Com esta iniciativa, lançada nesta segunda-feira, os seus autores esperam que os partidos políticos com assento parlamentar considerem nos seus programas eleitorais a medida do reembolso do montante do imposto de valor acrescentado (IVA) pago na realização de projectos científicos.

“Achamos que é a medida mais simples, correcta e justa para evitar abusos”, afirmou à Lusa a directora executiva do Instituto de Medicina Molecular João Lobo Antunes (em Lisboa), Maria Manuel Mota, acrescentando que o texto da petição já foi enviado aos partidos políticos e dado a conhecer ao primeiro-ministro, António Costa, e ao ministro da Ciência, Manuel Heitor.

A 6 de Outubro, Portugal vai a votos para eleger a nova constituição da Assembleia da República.
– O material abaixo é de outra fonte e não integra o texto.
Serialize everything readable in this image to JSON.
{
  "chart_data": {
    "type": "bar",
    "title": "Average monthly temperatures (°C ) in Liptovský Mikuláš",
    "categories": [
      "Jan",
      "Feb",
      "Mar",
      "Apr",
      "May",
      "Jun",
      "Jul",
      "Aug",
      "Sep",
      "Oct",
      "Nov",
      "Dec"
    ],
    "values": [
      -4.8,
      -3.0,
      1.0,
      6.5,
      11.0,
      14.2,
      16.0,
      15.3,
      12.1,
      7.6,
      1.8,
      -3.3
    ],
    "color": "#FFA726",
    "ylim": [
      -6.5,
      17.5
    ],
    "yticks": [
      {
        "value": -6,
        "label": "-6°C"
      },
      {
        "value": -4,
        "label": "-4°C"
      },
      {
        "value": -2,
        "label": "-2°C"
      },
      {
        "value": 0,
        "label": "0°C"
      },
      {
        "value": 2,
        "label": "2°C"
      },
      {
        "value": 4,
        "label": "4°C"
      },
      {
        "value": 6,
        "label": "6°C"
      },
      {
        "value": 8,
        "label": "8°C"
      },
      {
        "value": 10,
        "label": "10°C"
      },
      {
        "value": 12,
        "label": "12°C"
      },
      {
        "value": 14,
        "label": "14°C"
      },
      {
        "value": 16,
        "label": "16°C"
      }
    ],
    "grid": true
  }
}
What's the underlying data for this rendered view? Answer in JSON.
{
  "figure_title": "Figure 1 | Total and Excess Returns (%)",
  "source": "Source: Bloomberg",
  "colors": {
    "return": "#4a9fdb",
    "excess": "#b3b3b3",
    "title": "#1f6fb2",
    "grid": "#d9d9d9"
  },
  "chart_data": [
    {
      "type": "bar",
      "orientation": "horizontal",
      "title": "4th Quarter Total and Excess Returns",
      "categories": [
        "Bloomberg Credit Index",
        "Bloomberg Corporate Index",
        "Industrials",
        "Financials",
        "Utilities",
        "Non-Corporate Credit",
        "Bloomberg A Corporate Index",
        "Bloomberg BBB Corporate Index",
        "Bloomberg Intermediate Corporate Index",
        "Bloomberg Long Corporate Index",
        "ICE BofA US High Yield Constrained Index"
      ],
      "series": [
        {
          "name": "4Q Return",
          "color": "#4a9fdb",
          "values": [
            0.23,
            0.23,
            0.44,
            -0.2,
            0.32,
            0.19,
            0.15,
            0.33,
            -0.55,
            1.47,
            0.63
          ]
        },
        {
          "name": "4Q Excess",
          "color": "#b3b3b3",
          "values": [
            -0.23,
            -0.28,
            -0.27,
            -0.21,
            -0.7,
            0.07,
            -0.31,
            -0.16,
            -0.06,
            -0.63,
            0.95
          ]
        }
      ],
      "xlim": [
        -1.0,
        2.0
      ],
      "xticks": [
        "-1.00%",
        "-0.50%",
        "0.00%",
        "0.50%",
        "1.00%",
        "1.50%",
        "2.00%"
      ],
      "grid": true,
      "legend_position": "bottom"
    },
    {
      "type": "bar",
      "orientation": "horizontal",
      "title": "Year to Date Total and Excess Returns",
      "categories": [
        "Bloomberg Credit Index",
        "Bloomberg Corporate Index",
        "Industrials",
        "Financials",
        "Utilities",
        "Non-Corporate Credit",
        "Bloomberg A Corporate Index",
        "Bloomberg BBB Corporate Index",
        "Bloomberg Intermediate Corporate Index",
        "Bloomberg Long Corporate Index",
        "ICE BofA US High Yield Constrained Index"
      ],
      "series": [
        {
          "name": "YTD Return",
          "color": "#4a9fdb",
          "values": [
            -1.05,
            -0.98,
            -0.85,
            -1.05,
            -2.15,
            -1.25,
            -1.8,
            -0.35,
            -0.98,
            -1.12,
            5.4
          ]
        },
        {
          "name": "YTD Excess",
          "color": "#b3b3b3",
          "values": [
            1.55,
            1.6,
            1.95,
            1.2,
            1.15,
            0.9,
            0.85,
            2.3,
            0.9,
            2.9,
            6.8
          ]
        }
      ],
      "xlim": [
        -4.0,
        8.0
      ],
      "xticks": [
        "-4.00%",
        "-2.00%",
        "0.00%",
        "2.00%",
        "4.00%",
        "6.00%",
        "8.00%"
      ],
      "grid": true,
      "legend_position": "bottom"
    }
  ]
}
Um novo Governo será nomeado.

A petição, subscrita por cientistas, professores universitários, técnicos, empresários, médicos, enfermeiros e estudantes de doutoramento, refere que, em Portugal, “a ciência é tributada como uma actividade comercial”, significando que “qualquer financiamento concedido fornece consideravelmente menos recursos aos cientistas”.

De acordo com Maria Manuel Mota, especialista no estudo da malária, “11% a 15% do financiamento anual” de projectos científicos “perde-se só por causa do IVA”.

Para a investigadora, faz sentido que se pague IVA quando se compra um computador para os serviços administrativos de uma instituição científica, mas não quando o computador se destina para trabalhar dados de uma investigação.

A petição realça que “a ciência portuguesa tem estado numa enorme desvantagem crónica quando comparada com os seus parceiros europeus”, uma vez que “paga 23% a mais pelos bens e serviços necessários para a pesquisa científica sem fins lucrativos”.

O texto enumera, a título de exemplo, que “existem esquemas cruciais de isenção ou reembolso para instituições científicas na Alemanha, França, Espanha e Reino Unido”. “Tais isenções existem porque a ciência é vista como uma actividade fundamental na sociedade para resolver os desafios do futuro”, defendem os subscritores da iniciativa, incluindo, além de Maria Manuel Mota, a directora do Instituto de Gulbenkian de Ciência (em Oeiras), Mónica Bettencourt-Dias.

Ambas as investigadoras foram proponentes do Manifesto Ciência Portugal 2018, assinado pelo próprio ministro da tutela, Manuel Heitor.

O documento já alertava para o peso do IVA na actividade científica em Portugal, por levar “a uma enorme perda de competitividade e credibilidade por parte das equipas portuguesas em consórcios internacionais”, diminuindo a sua participação a médio e longo prazo nos consórcios.